Former President Bill Clinton laid out the Democratic battle plan Tuesday in a speech to moderate Democrats in which he critiqued what went wrong on Election Day.

"We have a heavy responsibility to cooperate in uniting this country on security issues, and also to come up with better ideas across the board,'' Clinton told about 200 members of the Democratic Leadership Council, the organization he helped found back in 1984 and then used to propel him to a White House victory a decade ago. "We don't have to be more liberal, but we do have to be more relevant in a positive way."

Echoing the recent media criticism by former Vice President Al Gore and Senate Majority Leader Tom Daschle of South Dakota, Clinton partly blamed Democratic defeats on what he believes is a Republican-influenced media. However, he cited only the Wall Street Journal by name.

"Democrats have to have ideas to win. Republicans will always have more money, more powerful interest groups, the fervor of right-wing emotions," he said. "They have an increasingly right-wing and bellicose conservative press."

Clinton, who was a frequent campaigner on the Democratic election trail this fall, said Democrats lost on "message, money and turnout."

"The problem with our message was that to weak Democrats and independents, we were MIA on national security and we had no positive plan for America's domestic future. It's not fair to say we were missing in action on national security. The Democrats supported the president in the war against terror."

Referring to the recently established Cabinet-level Homeland Security Department, Clinton said the administration has to do more than just reorganize the government. It has to put forward plans like those proposed by Democrats that are aimed at protecting the nation's bridges, tunnels and infrastructure from would-be terrorist attacks.

He urged Democrats to unite and fight back against Republican attacks and urged them to discuss more about the faltering economy.

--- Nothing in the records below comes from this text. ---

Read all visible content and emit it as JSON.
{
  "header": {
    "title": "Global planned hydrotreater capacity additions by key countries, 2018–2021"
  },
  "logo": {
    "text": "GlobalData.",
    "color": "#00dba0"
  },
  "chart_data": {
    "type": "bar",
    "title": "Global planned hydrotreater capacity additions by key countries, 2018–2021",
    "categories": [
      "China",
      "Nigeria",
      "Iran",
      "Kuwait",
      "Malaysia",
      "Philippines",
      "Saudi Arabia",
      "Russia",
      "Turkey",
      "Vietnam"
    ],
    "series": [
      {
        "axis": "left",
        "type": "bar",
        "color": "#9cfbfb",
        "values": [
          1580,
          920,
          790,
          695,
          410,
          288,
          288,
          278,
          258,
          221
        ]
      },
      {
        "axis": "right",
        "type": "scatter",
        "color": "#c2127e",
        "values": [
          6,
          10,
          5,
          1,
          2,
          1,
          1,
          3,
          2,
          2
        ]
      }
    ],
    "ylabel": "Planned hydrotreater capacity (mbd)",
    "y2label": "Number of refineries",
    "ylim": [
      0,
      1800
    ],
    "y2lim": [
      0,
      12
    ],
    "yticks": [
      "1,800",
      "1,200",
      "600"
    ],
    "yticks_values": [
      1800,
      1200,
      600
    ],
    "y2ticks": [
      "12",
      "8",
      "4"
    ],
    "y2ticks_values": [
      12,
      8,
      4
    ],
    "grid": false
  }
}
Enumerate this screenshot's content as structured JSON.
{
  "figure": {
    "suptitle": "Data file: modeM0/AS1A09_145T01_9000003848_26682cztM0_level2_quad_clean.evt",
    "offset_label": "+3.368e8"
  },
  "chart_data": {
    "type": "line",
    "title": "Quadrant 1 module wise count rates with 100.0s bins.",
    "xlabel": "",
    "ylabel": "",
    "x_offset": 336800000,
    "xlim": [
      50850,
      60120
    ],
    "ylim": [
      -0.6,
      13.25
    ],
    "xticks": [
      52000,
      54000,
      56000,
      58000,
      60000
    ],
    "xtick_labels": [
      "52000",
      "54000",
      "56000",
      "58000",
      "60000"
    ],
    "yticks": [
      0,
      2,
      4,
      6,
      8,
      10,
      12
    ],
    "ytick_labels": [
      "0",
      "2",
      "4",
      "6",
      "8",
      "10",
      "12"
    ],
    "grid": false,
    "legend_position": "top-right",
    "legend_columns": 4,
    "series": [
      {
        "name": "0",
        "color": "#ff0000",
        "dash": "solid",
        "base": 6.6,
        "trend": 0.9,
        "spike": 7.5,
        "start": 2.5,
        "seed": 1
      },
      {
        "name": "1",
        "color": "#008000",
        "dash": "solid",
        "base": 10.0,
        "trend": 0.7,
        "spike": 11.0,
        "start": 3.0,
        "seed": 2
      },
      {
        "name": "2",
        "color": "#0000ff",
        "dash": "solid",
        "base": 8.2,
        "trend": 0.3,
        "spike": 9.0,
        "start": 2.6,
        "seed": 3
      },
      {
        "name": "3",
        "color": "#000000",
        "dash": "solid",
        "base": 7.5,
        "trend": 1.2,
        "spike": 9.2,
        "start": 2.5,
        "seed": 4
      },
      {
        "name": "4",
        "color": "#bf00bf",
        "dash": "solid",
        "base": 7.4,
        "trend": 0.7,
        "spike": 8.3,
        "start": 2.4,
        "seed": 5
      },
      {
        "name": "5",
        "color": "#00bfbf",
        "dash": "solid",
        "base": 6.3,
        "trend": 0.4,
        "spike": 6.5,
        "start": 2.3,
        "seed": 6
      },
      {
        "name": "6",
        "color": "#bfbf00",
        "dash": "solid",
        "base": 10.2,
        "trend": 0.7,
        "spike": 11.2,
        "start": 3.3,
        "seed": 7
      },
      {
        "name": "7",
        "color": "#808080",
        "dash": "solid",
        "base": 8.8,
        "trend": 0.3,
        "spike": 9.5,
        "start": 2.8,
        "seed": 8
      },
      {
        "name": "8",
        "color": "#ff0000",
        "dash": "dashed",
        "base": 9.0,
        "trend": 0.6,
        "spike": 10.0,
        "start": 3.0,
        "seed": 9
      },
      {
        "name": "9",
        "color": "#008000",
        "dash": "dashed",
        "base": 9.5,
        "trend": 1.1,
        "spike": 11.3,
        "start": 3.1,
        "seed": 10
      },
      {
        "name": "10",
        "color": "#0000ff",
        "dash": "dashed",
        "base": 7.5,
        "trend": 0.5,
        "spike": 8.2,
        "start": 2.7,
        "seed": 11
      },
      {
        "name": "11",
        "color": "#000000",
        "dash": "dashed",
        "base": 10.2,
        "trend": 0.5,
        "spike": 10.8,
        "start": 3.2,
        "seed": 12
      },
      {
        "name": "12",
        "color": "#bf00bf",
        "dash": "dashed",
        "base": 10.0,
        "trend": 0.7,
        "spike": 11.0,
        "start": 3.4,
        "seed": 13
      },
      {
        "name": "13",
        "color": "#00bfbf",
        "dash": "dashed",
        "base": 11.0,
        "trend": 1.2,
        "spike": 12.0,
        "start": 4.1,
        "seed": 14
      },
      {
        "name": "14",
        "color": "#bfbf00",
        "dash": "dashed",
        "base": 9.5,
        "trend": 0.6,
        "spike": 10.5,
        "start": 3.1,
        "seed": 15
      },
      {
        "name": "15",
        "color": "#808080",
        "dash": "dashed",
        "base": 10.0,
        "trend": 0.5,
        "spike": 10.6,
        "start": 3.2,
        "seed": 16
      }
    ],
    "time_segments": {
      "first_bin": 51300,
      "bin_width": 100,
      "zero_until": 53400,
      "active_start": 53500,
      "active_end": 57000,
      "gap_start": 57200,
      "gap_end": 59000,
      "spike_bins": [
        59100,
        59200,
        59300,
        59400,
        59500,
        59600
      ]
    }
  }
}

"We've got to look strong. When people feel uncertain, they would rather have someone who is strong and wrong than weak and right," he said.

Clinton was reflective and philosophical in his off-the-cuff, hour-long speech in which he spoke on topics ranging from tax cuts to the Peace Corps. He said that while Iraq is clearly an important issue, the more pressing priority is the threat to the nation posed by Al Qaeda and pointed to the recent attacks in Kenya and the bombing of a Bali nightclub as proof of their continued strength.